Can the pump be bad or to much pressure being sent to the cylinders? How do I go about resolving this issue. I'm out several hundred dollars this is killing me!!!
I think I may of found the problem, the power steering fluid is milky, Do you think back pressure could cause the cylinders to bend?


----------



## pogobill (Jan 31, 2012)

Where did you get this unit? Perhaps talk to the seller as to what repairs were made. Maybe something was replaced with the wrong part. Sure sounds like a pressure relief problem to me, or the stop for the steering travel may have been altered and the ram is over extending and bending trying to over reach.
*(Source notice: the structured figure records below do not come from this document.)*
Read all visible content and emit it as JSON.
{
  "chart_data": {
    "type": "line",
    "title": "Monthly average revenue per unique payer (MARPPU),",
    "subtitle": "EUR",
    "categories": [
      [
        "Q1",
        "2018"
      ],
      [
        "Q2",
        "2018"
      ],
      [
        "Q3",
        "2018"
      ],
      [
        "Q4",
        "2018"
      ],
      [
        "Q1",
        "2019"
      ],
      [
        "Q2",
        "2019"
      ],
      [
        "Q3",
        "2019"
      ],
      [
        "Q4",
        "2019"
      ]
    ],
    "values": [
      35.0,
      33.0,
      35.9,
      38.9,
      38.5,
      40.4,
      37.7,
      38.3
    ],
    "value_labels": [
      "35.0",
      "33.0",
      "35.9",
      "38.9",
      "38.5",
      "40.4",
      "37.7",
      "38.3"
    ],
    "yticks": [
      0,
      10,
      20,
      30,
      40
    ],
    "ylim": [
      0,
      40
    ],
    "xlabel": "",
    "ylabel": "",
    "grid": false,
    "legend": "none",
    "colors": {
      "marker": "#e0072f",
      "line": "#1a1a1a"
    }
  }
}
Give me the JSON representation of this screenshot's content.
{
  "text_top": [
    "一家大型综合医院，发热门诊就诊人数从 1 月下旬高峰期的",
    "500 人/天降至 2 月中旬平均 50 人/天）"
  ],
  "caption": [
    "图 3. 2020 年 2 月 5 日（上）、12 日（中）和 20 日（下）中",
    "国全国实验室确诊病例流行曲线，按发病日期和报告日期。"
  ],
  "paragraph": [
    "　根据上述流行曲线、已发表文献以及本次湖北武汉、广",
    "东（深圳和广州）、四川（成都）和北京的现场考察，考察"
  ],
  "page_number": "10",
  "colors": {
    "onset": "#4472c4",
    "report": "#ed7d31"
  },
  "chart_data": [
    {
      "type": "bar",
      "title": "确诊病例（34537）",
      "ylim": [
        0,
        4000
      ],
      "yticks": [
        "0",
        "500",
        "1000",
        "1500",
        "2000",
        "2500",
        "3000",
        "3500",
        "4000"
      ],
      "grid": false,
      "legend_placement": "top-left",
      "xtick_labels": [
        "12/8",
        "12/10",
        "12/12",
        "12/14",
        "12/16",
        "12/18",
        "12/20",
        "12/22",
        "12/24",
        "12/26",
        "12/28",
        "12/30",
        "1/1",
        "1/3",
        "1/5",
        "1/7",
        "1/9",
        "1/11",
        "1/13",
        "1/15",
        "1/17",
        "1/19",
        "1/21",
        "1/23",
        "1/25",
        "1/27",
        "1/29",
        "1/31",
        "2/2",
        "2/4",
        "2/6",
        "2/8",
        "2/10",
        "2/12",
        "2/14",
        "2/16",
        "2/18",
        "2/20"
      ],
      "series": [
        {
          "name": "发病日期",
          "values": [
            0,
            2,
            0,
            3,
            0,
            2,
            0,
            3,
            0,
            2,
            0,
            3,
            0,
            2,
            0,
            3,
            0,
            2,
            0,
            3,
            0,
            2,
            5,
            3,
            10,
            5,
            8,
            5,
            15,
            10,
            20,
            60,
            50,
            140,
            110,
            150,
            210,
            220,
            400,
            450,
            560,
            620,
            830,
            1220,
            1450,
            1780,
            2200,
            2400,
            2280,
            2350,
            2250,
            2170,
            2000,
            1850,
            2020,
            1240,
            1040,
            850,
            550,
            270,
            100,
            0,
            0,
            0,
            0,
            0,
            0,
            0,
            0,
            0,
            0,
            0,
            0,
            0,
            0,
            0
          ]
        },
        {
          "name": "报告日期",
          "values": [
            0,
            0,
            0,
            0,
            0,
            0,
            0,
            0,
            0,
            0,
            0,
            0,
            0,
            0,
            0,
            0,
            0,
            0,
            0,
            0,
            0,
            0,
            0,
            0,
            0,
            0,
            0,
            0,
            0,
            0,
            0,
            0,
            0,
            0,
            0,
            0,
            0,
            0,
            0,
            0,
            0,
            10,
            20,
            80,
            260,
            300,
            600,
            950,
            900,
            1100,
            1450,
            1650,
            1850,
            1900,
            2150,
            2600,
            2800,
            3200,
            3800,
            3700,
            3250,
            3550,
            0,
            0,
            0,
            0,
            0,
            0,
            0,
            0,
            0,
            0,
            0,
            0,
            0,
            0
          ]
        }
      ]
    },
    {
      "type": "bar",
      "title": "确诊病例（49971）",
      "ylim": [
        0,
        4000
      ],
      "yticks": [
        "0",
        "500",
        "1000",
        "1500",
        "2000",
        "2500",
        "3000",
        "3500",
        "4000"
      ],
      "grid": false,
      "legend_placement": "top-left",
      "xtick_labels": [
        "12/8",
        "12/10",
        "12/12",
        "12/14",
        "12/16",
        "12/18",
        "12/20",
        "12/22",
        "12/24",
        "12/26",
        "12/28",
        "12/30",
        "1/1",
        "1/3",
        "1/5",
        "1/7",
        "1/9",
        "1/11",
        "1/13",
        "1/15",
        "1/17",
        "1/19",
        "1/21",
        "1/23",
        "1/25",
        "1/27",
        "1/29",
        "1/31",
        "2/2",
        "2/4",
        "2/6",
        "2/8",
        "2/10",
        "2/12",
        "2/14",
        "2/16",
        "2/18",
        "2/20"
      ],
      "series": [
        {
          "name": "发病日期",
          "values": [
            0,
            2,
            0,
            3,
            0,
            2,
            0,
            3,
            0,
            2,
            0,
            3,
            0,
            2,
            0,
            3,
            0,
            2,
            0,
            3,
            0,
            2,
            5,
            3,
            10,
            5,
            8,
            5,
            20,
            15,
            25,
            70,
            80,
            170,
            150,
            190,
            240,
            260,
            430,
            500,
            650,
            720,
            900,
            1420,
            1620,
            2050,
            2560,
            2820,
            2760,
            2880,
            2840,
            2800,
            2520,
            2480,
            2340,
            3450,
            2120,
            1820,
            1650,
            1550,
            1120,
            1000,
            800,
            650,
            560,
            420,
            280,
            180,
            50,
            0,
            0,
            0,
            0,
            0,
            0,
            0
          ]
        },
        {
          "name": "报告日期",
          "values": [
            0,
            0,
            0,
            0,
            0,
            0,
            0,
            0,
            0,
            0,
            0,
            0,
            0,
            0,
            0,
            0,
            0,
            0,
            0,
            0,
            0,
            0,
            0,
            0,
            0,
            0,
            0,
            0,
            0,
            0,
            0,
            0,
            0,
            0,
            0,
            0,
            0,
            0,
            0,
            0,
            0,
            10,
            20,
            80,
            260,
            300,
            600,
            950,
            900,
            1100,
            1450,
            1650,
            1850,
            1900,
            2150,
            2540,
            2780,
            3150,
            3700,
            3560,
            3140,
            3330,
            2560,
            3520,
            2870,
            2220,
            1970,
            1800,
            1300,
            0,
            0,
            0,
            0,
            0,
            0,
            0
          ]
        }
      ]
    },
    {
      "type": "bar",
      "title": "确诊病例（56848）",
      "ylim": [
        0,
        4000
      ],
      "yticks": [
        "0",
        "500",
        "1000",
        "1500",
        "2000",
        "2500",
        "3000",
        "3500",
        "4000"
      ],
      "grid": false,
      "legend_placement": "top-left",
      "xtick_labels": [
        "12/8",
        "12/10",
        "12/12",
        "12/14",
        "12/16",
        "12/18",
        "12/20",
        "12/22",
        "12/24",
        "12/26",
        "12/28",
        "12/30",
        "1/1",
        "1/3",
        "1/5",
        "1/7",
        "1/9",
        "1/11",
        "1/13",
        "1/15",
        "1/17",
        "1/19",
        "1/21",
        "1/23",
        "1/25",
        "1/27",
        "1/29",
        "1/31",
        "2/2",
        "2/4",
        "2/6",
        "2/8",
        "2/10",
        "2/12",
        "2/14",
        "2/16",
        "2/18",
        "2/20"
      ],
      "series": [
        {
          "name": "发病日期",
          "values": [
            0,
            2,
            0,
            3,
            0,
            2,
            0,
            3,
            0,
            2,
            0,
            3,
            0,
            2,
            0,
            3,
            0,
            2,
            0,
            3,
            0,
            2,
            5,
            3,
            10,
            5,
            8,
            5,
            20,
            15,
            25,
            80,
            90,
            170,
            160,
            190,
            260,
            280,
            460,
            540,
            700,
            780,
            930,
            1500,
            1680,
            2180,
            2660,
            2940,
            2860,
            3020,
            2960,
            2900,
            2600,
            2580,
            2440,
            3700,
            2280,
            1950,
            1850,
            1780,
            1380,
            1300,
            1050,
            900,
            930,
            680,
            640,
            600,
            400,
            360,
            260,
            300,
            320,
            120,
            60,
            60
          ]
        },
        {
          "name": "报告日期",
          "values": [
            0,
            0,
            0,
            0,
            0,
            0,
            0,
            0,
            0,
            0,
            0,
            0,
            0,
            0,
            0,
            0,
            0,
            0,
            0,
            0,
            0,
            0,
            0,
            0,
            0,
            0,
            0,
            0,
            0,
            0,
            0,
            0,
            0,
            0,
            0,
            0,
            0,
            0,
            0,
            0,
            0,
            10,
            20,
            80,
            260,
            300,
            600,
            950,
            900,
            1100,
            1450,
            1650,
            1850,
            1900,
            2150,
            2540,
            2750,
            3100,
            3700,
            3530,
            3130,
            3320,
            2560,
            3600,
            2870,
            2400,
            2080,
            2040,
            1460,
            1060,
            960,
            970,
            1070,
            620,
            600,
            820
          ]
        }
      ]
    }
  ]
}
With the bent cylinder on, can you see if it is contacting the tractor somewhere before it's totally extended?


----------



## James2014 (Oct 15, 2014)

It's not contacting anything, I think it is the pressure relief valve, I had pressure in the pump when I opened it and fluid was pushed out. I bought a gasket rebuild kit but have a question. The kit is all O-rings and 2 seals. But the pump has a couple u-shaped O-rings. That are not in the kit! Is it the wrong kit or am I to shape the O-ring in the grove to create the u-shape?


----------



## Country9344 (Apr 11, 2021)

you shape the oring,orange, check valve in pump is stuck.


----------



## owen lightfoot (12 mo ago)

James2014 said:


> I need help soundguy are you out there? I bought a 1970 ford 3000, got it home drove it for a short time and snapped a power steering cylinder, bought another one and snapped the other one. bought another one and bent the shaft on the new one bought another one made sure the cylinders were all working right before I hooked up the front bushings. I'll be damned bent the shaft again.
> Can the pump be bad or to much pressure being sent to the cylinders? How do I go about resolving this issue. I'm out several hundred dollars this is killing me!!!
> I think I may of found the problem, the power steering fluid is milky, Do you think back pressure could cause the cylinders to bend?


----------



## owen lightfoot (12 mo ago)

hi james i was just wondering if you can tell me where you bought these power steering cylinders from please because i am currently struggling to find the steering rams.


----------



## owen lightfoot (12 mo ago)

James2014 said:


> I need help soundguy are you out there? I bought a 1970 ford 3000, got it home drove it for a short time and snapped a power steering cylinder, bought another one and snapped the other one. bought another one and bent the shaft on the new one bought another one made sure the cylinders were all working right before I hooked up the front bushings. I'll be damned bent the shaft again.
> Can the pump be bad or to much pressure being sent to the cylinders? How do I go about resolving this issue. I'm out several hundred dollars this is killing me!!!
> I think I may of found the problem, the power steering fluid is milky, Do you think back pressure could cause the cylinders to bend?


 i dont suppose you could tell me where you bought theses power steering ram from could you please


----------